Hani, Necip Fazıl, Sakarya şiirinde ‘Siz hayat süren leşler, sizi kim diriltecek?’ diye soruyordu ya; bize “leş”  demeyi de kelimelerle yapıyordu, leş gibi ölü kelimeleriyle güya bizi canlandırmak istiyordu. Değer verdiğim ve kendisinden doktora dersi de aldığım bir hocam NFK için büyük bir demogog deyince çok şaşırmıştım; tabiî daha sonra NFK’nın hayatına baktım... Sezai KARAKOÇ, NFK gibi değildi, onda daha bir istikrar ve daha bir cihanşümüllük vardı. Elbet aynı damardan besleniyorlardı ama Sezai KARAKOÇ’un ufku daha genişti ve kelimelerine bu geniş ufuk can veriyordu.

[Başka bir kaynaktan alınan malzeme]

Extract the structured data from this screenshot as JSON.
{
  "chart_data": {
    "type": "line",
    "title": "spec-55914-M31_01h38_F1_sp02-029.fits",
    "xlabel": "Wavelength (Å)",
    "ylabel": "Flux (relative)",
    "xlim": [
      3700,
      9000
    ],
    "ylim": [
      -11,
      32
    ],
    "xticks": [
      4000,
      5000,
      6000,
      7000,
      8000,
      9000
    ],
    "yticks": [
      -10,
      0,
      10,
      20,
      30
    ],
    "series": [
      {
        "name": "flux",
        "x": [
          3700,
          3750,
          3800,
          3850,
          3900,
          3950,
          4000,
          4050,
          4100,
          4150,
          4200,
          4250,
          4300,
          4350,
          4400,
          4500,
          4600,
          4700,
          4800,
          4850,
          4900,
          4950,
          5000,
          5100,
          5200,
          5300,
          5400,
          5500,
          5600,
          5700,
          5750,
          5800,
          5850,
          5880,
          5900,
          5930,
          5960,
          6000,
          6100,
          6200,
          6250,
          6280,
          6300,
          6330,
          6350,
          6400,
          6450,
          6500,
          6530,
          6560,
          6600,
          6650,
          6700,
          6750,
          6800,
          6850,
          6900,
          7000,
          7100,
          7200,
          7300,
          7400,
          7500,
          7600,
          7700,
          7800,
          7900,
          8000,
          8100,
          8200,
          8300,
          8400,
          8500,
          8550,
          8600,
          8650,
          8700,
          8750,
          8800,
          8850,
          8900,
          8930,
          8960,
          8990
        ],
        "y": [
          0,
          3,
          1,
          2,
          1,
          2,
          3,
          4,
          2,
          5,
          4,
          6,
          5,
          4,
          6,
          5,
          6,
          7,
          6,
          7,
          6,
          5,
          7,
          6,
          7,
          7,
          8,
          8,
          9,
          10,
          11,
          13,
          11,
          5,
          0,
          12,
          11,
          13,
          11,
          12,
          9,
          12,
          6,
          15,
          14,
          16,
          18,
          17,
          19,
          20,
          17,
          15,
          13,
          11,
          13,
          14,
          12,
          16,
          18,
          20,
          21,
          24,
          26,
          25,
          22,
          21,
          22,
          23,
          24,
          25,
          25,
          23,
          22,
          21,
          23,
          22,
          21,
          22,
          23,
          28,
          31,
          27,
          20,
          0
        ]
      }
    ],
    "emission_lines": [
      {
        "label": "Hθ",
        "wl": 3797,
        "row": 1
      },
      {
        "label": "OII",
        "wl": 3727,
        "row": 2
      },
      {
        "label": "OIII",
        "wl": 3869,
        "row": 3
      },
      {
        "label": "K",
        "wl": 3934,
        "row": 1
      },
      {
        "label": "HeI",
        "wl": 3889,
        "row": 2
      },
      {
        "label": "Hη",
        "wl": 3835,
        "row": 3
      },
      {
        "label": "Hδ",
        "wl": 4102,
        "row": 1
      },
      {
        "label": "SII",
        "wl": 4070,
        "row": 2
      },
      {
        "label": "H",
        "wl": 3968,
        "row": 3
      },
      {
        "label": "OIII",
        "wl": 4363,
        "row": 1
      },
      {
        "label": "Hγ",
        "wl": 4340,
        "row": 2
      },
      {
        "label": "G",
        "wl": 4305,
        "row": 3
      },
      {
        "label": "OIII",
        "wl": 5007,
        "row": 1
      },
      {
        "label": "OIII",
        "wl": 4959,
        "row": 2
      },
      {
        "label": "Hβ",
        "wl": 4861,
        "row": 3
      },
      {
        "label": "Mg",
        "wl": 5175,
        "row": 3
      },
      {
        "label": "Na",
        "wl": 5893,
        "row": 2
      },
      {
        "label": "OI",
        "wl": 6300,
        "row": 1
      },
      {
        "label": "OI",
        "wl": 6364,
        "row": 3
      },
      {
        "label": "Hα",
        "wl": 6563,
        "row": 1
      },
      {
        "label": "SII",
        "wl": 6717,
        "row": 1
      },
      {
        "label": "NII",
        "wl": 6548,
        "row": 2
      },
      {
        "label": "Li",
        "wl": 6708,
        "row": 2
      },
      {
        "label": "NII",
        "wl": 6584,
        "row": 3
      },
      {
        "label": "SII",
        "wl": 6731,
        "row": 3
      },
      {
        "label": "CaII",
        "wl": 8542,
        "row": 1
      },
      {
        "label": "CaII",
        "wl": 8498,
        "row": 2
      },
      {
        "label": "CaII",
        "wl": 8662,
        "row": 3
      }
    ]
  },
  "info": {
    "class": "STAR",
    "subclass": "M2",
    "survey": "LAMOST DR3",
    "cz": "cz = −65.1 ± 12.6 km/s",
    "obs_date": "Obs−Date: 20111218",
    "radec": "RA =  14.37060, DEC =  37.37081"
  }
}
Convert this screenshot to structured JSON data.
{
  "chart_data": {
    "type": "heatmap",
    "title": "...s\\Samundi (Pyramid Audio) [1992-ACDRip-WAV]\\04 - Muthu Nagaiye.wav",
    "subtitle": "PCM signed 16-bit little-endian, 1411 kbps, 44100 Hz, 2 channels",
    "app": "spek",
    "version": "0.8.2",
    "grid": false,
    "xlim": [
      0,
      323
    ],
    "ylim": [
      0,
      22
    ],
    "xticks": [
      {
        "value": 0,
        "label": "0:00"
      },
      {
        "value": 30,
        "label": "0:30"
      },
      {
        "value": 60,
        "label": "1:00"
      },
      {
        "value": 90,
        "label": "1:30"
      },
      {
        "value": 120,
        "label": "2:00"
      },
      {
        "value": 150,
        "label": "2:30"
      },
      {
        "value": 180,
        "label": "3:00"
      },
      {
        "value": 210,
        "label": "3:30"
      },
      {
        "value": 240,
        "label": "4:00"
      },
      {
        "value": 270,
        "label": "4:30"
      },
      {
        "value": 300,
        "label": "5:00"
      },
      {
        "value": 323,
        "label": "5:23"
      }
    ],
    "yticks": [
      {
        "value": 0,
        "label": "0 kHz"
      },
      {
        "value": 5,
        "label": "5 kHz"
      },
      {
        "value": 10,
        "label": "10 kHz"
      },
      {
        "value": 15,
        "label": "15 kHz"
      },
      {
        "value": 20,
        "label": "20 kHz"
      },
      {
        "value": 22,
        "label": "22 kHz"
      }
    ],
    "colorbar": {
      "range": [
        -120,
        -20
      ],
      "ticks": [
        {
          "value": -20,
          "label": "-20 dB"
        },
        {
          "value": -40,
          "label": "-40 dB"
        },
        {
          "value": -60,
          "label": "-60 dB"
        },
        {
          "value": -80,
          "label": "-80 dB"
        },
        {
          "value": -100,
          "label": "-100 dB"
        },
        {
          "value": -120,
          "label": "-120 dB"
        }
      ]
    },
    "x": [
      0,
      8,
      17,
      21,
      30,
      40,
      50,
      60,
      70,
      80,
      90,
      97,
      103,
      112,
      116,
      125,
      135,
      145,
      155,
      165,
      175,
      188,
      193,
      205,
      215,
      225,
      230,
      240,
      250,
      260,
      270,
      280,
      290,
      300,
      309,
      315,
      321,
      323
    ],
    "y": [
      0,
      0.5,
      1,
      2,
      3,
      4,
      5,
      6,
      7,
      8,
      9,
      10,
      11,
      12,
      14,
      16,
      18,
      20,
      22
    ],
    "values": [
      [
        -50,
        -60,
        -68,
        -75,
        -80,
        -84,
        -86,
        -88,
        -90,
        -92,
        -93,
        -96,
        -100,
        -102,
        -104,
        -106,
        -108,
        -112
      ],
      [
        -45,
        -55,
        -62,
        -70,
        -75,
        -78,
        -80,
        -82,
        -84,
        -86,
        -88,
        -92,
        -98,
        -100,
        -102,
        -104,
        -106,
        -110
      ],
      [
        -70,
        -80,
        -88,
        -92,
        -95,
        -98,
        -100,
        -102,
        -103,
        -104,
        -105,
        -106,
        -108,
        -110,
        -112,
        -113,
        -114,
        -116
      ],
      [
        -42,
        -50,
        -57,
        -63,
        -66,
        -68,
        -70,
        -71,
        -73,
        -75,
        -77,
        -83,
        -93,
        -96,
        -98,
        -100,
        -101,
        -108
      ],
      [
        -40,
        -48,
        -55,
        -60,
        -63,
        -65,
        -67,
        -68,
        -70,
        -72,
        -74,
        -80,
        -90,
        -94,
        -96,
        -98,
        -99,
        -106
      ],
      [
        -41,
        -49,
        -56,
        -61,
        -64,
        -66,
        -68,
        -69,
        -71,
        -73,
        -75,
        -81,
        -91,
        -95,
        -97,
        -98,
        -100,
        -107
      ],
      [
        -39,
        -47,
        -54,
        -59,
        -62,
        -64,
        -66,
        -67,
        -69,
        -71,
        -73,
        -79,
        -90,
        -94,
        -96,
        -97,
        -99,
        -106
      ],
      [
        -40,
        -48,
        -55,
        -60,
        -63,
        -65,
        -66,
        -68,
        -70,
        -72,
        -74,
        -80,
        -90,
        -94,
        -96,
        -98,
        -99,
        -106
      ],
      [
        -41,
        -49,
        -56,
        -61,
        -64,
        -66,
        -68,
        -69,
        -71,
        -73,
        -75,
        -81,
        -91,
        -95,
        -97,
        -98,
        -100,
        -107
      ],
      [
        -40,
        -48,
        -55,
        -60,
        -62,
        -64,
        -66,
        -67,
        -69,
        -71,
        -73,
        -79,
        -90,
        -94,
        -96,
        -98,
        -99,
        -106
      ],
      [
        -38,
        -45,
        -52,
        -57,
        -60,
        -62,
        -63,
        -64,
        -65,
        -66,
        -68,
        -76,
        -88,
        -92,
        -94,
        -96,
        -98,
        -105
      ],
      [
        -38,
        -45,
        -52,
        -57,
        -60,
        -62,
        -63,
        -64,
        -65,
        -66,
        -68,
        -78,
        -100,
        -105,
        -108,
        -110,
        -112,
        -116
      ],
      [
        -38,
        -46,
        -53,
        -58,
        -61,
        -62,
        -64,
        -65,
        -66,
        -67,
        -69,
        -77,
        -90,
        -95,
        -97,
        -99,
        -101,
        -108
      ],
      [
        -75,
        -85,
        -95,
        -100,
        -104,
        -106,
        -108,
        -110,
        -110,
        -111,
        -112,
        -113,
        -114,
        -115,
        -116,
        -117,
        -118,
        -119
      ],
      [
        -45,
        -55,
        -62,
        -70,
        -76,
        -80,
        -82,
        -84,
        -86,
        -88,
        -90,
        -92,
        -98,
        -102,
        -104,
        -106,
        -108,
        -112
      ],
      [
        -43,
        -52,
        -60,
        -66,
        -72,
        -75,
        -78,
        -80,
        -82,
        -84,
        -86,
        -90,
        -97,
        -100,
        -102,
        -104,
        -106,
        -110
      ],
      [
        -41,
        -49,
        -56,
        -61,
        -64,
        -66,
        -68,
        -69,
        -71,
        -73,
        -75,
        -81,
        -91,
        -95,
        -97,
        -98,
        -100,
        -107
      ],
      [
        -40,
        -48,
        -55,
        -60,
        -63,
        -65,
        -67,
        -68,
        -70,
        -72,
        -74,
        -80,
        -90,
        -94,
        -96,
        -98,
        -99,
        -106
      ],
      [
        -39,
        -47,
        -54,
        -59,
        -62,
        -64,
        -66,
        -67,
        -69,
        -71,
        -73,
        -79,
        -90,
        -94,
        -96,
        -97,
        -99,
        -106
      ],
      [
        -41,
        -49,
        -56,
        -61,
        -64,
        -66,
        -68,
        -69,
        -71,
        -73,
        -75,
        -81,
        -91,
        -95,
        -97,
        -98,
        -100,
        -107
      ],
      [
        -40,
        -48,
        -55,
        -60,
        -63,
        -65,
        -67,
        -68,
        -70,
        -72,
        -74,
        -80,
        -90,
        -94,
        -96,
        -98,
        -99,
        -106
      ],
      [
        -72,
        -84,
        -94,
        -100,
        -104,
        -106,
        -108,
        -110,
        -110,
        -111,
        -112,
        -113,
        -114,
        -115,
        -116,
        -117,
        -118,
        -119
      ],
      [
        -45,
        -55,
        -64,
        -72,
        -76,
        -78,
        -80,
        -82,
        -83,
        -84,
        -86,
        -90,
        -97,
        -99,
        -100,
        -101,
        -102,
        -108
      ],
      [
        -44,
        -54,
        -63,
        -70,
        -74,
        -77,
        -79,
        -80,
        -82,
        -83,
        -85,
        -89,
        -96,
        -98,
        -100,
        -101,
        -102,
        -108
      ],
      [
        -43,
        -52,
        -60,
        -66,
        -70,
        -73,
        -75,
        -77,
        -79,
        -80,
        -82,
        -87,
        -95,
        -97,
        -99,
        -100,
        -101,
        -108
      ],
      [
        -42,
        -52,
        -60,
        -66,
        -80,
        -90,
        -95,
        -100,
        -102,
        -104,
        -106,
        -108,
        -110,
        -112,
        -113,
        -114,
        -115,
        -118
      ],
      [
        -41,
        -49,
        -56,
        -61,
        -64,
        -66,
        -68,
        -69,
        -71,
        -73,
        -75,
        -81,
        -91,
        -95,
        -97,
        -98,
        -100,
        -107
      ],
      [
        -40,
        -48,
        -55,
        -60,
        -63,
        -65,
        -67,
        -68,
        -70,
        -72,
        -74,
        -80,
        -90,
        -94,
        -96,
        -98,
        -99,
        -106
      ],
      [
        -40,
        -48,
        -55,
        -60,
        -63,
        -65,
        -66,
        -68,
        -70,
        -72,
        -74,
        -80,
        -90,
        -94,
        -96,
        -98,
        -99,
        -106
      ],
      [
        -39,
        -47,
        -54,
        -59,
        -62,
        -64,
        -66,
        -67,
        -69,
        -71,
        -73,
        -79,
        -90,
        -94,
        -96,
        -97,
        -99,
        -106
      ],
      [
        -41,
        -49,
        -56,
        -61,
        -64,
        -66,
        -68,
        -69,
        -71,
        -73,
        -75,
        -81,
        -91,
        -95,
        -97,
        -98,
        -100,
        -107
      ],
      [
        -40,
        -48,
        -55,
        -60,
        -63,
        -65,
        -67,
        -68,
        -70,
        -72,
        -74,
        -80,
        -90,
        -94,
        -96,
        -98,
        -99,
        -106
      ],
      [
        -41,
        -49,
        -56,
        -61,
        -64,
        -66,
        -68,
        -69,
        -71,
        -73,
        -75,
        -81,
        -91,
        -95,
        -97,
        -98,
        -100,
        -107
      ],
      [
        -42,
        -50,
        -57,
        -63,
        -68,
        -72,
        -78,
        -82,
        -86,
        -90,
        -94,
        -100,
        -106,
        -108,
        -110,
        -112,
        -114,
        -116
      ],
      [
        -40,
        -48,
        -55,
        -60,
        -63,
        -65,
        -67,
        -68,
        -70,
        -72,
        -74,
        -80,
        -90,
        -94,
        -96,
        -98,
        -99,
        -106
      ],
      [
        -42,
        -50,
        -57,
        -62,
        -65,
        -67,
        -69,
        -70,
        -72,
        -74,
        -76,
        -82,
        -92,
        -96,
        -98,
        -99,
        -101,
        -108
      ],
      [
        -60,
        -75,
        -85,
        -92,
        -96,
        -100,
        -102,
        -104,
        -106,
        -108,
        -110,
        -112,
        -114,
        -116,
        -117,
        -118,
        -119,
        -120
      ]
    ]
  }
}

Bir şair-yazar ya da mütefekkirde, kelimelere can veren soluk = ruh yoksa o, kelimelerle oyun oynayan bir cambaz ya da sihirbazdır; bunu “leş” hâline gelmiş kimseler anlayamaz, öbür taraftan muhatabınızı “leş” görürseniz, kelimelerle (sözlerle, şiirle, edebiyatla vs.) ona can da veremezsiniz. Sezai KARAKOÇ, sözünü söylediği muhataptan umut kesmemiş, onları ‘aşağılamamış’ bir şair-edebiyatçı ve mütefekkirdi; NFK ise büyük oranda bir söz cambazı idi!. (NFK, gençliğimin idölüydü, ona söz söyletmezdim ama bakın şimdi kemdim söylüyorum; garip değil mi?)

Ben NFK kadar sert konuşmayayım da şöyle diyeyim, biz yaşayan ölüler, canlanmak istiyorsak, ölü kelimeleri dirilterek canlanacağız. Elbet bunu (ölü kelimeleri diriltme işini) bizler yapamayız. Kim yapar/yapacak? Bilenler ve Sorumluluk alanlar = Âlimler. Âlimler, kendilerine üflenmiş ruhu diri/canlı tutan, öldürmeyen adamlardır.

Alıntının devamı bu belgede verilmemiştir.